I agree with both your and <user="genarti">'s ideas on Mary, and I also think it could have been interesting had the play just delved more into her creative life even separate from Charlie and Frank's collaboration. Even just having friends who are fellow creatives who you can talk about creative things with is an important kind of relationship that would be stronger than just the Mary-loves-Frank thing, IMO.

Date: 2024-01-30 03:32 am (UTC)
genarti: Knees-down view of woman on tiptoe next to bookshelves (Default)
From: [personal profile] genarti
Yes! Those were my initial thoughts on Mary, before the idea of working it in via book adaptation came along. And I do think that would efficiently fix a lot of problems with both Mary and the show's structure and central dynamics, but just focusing on Mary's creative life and that aspect of their friendship would at least fix problems with her character.

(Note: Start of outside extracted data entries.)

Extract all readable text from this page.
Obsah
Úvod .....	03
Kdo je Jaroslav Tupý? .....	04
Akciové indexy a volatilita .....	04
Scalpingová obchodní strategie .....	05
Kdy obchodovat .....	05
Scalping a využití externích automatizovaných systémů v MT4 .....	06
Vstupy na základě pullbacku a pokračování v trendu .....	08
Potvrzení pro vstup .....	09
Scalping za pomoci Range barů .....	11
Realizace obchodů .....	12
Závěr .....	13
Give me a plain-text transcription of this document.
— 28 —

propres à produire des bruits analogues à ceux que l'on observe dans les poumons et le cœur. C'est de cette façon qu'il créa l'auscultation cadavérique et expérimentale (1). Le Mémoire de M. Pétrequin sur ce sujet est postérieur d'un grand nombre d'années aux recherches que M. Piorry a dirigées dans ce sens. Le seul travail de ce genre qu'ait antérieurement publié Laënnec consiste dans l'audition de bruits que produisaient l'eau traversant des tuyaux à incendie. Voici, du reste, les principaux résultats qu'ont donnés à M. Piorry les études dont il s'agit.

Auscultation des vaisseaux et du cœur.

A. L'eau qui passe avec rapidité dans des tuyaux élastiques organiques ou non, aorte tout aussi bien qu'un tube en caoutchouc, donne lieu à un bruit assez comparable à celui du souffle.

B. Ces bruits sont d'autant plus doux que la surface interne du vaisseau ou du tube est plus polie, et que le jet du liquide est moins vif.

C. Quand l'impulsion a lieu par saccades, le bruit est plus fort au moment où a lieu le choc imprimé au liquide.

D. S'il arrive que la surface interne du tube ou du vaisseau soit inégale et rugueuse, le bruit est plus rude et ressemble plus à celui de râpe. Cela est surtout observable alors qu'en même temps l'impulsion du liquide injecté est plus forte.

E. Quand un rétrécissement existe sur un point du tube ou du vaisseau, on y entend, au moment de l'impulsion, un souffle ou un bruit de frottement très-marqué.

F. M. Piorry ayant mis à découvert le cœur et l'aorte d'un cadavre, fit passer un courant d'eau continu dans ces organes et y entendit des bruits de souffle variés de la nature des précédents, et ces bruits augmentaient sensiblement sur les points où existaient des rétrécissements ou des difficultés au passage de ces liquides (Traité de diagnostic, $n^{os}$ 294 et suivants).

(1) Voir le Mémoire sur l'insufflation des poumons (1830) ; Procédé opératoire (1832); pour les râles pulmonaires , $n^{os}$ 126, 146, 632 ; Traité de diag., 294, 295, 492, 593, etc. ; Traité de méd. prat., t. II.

Date: 2024-01-30 12:33 am (UTC)
troisoiseaux: (Default)
From: [personal profile] troisoiseaux
I went to go see Merrily We Roll Along on Broadway with genarti and my parents last week

Ooh, lucky!!!

Date: 2024-06-17 01:28 am (UTC)
sovay: (PJ Harvey: crow)
From: [personal profile] sovay
I will also say that it is always very charming to see Dan Radcliffe dance on stage, he always seems to be having such a great time with it.

I just accidentally ended up watching his acceptance speech; both he and it were adorable.